On Mon, 2007-10-09 at 21:00 +0800, Herbert Xu wrote:


> The minimal fix would be to make sure that we disable BH on
> the first CPU.

disabling BH would make it more symmetric to the way we handle
egress. I couldnt reproduce the issue, but this should hopefully resolve
it.
Christian, can you test with this patch?

cheers,
jamal





Attachments:
ing1 (549.00 B)

2007-09-11 02:18:35

by Herbert Xu

[permalink] [raw]
Subject: Re: 2.6.23-rc5: possible irq lock inversion dependency detected

On Mon, Sep 10, 2007 at 08:04:41PM -0400, jamal wrote:
>
> disabling BH would make it more symmetric to the way we handle
> egress. I couldnt reproduce the issue, but this should hopefully resolve
> it.
> Christian, can you test with this patch?

Jamal, it's the police_lock that we need to make _bh.
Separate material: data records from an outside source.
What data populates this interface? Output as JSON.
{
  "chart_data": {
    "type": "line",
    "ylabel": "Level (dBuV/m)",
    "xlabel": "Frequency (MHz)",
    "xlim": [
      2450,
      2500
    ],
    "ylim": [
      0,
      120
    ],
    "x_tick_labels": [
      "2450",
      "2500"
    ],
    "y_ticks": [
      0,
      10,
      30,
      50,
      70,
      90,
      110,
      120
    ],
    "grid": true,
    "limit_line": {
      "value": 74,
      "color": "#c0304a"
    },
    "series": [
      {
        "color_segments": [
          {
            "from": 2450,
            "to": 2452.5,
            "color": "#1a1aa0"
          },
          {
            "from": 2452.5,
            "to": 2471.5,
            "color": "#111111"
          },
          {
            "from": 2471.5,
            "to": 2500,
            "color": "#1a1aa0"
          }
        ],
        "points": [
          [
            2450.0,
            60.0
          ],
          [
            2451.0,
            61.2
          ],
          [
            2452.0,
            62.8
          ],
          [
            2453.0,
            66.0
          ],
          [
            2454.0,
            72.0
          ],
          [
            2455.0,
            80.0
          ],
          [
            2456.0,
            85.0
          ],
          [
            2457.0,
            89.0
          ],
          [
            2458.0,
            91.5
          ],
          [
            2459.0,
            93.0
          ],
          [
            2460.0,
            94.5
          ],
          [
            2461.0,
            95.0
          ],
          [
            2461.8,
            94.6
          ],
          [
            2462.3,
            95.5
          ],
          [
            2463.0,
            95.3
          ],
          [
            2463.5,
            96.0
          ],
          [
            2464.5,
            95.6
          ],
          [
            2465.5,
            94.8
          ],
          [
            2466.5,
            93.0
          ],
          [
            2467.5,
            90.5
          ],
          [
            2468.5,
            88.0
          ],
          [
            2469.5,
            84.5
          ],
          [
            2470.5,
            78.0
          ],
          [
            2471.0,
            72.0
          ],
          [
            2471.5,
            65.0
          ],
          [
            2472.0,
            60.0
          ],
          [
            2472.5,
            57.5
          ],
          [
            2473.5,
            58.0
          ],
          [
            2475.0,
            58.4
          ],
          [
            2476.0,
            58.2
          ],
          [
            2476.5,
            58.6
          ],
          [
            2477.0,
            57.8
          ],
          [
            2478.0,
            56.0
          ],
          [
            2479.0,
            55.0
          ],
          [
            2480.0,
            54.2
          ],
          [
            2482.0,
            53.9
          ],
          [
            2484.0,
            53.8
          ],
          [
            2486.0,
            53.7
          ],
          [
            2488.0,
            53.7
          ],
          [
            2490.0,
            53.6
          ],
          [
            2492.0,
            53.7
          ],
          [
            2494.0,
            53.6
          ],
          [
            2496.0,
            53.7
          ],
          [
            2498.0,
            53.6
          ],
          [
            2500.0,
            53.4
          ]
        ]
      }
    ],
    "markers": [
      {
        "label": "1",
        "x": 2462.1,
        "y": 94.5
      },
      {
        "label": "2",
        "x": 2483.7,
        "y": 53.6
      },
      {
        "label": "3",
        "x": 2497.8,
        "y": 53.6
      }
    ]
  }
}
The
ingress_lock is already _bh because of the spin_lock_bh that
directly precedes it.

Oh and I think the same thing applies for the other actions
too.

Cheers,
--
Visit Openswan at http://www.openswan.org/
Email: Herbert Xu ~{PmV>HI~} <[email protected]>
Home Page: http://gondor.apana.org.au/~herbert/
PGP Key: http://gondor.apana.org.au/~herbert/pubkey.txt

2007-09-11 12:02:06

by jamal

[permalink] [raw]
Subject: Re: 2.6.23-rc5: possible irq lock inversion dependency detected

On Tue, 2007-11-09 at 10:18 +0800, Herbert Xu wrote:

> Jamal, it's the police_lock that we need to make _bh. The
> ingress_lock is already _bh because of the spin_lock_bh that
> directly precedes it.
>
> Oh and I think the same thing applies for the other actions
> too.

ga-Dang. Ok, here it is. If you see(?) any more farts let me know.
I am around for another 30 minutes and off for about 18 hours.

Christian, i took your config and qos setup but I cant reproduce the
issue - i think i may need some of that wireless setup to recreate. So
if you can test this and validate it works we can push it forward.

cheers,
jamal


Attachments:
act_bhl (2.15 kB)

2007-09-11 12:44:00

by Herbert Xu

[permalink] [raw]
Subject: Re: 2.6.23-rc5: possible irq lock inversion dependency detected

On Tue, Sep 11, 2007 at 08:01:46AM -0400, jamal wrote:
>
> [NET_SCHED] protect action config/dump from irqs

Looks good! Thanks Jamal.
--
Visit Openswan at http://www.openswan.org/
Email: Herbert Xu ~{PmV>HI~} <[email protected]>
Home Page: http://gondor.apana.org.au/~herbert/
PGP Key: http://gondor.apana.org.au/~herbert/pubkey.txt

2007-09-12 14:34:17

by David Miller

[permalink] [raw]
Subject: Re: 2.6.23-rc5: possible irq lock inversion dependency detected

From: Herbert Xu <[email protected]>
Date: Tue, 11 Sep 2007 20:43:27 +0800

> On Tue, Sep 11, 2007 at 08:01:46AM -0400, jamal wrote:
> >
> > [NET_SCHED] protect action config/dump from irqs
>
> Looks good! Thanks Jamal.

Applied, I'll try to push this in some time soon.